Clyde was heartbroken by the separation. He acted as if I were the culprit and he and Tosh the injured parties. His once cheerful face was a muddle of solemnity. He grumbled and whined, asked again and again, “Why did Dad leave us?”
My direct answer of “Because he and I didn't love each other anymore” frightened him, and when he looked at me his eyes held the wonder: Will you stop loving me, too?

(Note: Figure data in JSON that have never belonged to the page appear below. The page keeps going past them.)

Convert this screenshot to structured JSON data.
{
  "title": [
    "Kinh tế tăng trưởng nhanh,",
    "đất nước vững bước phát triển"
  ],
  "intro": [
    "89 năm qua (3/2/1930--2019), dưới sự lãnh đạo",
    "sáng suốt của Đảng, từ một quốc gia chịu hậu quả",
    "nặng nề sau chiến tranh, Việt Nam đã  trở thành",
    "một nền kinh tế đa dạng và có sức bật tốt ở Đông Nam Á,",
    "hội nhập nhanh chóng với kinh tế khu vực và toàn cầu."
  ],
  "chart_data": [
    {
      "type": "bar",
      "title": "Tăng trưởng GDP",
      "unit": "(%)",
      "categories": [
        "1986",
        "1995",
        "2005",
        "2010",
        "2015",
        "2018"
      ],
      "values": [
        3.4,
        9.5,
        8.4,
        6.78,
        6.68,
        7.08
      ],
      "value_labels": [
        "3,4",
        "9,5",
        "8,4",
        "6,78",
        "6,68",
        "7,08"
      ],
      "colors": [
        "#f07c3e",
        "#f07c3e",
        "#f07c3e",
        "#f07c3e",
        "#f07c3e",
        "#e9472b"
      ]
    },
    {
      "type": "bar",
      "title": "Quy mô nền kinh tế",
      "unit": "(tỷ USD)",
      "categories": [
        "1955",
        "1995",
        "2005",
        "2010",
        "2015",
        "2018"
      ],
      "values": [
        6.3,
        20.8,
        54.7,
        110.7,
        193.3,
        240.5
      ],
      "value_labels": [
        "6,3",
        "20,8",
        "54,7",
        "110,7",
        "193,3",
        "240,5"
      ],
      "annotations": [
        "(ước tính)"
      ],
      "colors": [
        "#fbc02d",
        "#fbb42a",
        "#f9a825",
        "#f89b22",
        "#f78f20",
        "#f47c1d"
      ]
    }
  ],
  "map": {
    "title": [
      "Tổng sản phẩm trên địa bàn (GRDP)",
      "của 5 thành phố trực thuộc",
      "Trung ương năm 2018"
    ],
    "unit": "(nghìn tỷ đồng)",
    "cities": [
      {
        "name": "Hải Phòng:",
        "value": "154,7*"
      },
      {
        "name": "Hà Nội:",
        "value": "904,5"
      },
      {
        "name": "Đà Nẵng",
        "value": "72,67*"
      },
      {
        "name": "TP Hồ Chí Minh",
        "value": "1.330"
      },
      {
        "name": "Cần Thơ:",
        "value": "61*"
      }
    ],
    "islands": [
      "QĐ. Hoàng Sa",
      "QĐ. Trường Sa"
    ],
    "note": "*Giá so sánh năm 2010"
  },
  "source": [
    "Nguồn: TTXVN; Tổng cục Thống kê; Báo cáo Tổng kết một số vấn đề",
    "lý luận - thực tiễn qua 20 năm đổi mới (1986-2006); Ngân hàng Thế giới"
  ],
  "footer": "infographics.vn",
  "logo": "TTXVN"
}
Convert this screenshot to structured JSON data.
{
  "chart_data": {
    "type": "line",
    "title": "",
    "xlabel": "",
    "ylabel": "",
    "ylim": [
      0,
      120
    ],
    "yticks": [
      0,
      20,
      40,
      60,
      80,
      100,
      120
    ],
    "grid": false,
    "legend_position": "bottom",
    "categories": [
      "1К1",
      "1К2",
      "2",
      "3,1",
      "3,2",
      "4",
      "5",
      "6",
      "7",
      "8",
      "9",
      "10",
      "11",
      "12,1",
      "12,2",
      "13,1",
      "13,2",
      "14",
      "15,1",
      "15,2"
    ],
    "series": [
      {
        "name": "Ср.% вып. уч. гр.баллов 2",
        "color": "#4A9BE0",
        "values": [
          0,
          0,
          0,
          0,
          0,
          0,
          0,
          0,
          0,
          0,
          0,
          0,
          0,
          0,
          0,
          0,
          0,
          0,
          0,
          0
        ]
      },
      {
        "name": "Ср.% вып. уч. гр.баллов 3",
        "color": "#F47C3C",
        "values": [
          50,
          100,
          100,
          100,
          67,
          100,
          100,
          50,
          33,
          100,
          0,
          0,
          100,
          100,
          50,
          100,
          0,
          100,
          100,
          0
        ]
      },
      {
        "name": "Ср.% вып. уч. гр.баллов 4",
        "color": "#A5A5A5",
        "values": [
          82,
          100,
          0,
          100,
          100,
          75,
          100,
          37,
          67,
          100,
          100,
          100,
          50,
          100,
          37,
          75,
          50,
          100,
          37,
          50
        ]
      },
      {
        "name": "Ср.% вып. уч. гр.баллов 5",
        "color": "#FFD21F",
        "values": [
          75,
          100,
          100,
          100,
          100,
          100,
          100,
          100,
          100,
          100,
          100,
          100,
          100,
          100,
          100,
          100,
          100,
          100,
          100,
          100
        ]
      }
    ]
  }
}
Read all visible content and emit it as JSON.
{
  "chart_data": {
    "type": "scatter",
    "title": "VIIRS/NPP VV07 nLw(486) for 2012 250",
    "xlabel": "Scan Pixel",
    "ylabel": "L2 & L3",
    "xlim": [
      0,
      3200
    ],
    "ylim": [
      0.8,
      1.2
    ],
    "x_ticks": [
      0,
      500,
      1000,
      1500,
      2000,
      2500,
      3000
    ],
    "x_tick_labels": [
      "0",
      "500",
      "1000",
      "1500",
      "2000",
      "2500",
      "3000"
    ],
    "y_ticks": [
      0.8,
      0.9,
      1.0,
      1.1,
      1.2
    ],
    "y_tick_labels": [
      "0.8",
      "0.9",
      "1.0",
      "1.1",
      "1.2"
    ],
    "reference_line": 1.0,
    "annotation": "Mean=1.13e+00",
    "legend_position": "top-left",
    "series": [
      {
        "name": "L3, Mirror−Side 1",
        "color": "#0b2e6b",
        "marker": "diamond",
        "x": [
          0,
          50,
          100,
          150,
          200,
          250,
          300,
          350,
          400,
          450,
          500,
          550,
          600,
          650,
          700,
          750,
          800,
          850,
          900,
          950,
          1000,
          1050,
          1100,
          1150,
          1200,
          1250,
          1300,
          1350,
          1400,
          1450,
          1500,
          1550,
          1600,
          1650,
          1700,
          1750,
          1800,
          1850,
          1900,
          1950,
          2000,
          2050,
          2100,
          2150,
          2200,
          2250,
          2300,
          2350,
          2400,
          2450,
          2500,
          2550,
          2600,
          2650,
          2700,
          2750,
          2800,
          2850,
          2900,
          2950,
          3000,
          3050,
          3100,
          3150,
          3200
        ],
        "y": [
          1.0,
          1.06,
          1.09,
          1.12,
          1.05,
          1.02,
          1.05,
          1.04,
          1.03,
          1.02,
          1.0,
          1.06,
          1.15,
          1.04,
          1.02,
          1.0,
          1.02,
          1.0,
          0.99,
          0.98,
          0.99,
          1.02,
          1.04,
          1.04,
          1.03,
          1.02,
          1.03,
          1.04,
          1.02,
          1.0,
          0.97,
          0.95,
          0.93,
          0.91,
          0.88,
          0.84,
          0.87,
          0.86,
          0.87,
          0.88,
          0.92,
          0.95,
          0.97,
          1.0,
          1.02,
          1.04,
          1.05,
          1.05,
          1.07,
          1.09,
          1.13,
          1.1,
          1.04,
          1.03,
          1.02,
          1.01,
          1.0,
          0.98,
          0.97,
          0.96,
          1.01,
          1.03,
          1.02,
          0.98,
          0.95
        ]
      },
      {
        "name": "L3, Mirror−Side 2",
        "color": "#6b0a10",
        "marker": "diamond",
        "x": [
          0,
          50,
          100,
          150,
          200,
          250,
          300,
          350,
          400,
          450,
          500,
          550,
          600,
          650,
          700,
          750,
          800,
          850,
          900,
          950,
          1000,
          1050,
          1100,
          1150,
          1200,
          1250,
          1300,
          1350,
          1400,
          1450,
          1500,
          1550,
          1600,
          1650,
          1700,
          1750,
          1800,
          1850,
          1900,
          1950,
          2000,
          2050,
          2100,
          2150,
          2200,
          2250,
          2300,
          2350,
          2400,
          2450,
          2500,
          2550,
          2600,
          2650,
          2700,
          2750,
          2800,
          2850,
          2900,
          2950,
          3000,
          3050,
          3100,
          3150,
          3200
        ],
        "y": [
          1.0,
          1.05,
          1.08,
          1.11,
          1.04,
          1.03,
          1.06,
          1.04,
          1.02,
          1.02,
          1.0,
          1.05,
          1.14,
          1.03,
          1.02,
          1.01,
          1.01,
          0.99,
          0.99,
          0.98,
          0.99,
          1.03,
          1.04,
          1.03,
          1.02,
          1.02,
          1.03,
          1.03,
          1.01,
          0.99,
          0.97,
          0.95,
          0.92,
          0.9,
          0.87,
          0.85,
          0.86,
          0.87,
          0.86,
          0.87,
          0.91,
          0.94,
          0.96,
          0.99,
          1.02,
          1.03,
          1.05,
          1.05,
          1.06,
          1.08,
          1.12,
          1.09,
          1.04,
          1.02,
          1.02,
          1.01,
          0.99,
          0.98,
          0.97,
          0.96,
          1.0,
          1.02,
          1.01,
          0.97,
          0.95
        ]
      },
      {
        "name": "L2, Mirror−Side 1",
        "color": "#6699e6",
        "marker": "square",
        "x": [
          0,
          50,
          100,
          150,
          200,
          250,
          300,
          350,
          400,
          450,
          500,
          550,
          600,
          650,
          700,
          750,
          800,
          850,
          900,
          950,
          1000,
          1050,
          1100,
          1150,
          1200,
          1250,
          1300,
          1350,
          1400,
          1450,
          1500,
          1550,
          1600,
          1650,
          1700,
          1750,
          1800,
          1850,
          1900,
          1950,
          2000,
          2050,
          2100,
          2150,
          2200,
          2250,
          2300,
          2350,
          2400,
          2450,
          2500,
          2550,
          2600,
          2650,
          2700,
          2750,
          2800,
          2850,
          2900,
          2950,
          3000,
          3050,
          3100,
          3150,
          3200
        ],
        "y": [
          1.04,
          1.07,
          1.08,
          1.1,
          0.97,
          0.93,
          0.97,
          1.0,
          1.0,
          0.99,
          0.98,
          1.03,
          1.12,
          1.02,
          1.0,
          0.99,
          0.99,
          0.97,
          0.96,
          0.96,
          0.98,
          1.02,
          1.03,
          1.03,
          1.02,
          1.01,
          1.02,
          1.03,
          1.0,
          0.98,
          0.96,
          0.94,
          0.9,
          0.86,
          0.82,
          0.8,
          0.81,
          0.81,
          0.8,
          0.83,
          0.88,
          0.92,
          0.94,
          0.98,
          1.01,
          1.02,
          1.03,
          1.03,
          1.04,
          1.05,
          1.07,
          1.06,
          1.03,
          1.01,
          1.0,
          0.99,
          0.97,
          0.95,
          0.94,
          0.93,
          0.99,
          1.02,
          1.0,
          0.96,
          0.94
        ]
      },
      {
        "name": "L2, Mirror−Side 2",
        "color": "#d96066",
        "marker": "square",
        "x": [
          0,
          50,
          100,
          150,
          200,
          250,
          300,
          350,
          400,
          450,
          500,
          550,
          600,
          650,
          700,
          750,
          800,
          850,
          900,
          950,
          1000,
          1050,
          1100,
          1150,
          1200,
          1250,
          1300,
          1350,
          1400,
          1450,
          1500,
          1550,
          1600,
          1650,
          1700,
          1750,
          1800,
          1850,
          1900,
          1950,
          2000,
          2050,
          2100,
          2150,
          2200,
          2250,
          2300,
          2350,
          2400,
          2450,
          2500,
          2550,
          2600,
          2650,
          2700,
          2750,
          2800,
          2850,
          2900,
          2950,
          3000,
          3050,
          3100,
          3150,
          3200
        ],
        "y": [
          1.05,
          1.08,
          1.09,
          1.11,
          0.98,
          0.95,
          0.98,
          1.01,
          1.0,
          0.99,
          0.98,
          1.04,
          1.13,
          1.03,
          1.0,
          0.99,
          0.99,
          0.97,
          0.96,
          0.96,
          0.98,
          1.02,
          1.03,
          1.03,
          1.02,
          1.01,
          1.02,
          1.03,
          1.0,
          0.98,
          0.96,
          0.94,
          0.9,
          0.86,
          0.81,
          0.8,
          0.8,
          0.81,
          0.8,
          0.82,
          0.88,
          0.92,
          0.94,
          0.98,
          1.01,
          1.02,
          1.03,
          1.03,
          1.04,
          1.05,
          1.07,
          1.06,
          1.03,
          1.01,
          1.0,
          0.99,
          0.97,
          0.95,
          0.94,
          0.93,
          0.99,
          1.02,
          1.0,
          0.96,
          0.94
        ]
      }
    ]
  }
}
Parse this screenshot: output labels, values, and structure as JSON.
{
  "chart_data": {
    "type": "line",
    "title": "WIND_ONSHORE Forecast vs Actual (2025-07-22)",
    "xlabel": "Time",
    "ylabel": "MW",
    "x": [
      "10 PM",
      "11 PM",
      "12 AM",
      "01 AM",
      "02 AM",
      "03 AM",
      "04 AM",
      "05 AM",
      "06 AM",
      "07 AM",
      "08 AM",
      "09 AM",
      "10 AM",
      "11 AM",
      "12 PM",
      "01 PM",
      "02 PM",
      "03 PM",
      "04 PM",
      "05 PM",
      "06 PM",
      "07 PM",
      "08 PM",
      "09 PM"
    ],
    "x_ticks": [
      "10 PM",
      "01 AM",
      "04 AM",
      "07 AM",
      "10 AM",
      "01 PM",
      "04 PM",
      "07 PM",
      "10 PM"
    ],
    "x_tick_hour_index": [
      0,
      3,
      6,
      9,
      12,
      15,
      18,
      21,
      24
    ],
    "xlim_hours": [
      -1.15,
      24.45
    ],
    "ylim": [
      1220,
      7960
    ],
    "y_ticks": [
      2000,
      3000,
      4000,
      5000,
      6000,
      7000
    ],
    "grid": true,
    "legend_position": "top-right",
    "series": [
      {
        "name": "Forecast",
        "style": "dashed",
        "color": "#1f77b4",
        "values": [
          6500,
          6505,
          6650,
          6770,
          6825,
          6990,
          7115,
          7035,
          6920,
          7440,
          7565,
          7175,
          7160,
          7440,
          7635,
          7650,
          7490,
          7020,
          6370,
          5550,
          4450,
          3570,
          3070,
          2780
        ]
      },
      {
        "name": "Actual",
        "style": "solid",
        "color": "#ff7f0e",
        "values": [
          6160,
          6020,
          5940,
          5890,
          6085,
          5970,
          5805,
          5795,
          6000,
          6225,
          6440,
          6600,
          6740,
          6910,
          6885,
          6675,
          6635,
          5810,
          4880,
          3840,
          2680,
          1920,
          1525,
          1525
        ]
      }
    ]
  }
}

I tried to soothe him by explaining that he was my son, my child, my baby, my joy. But his good sense told him that Tosh had been my husband, my love and his father, and I had been able to sever those bonds. What safety was there for him?
A few months before the separation my mother and her close friend, Lottie Wells, returned to San Francisco from Los Angeles. They opened a café with ten tables and a ten-stool counter where they shared soul-food cooking chores. Lottie was a strong, powerfully built woman the color of freshly made coffee. She spoke softly, hardly above a whisper and was so tender it was impossible to resist loving her. She folded Clyde and me into her care and became our beloved Aunt Lottie.
At first Mother had exhibited no change in her attitude to my marriage, but when she observed my faithful husband, the good provider, and Clyde's love for Tosh, she had said, “O.K., so I was wrong. He's good. I'm big enough to admit my mistake; are you big enough to understand that I only wanted the best for you?” When I told her later that the marriage was at an end, she only said, “Well, as I always say, ‘No matter how good a fellow seems on the outside, you have to take him home to know him.’”
Now that I was trying to mend the rift between me and Clyde I appreciated her indifference.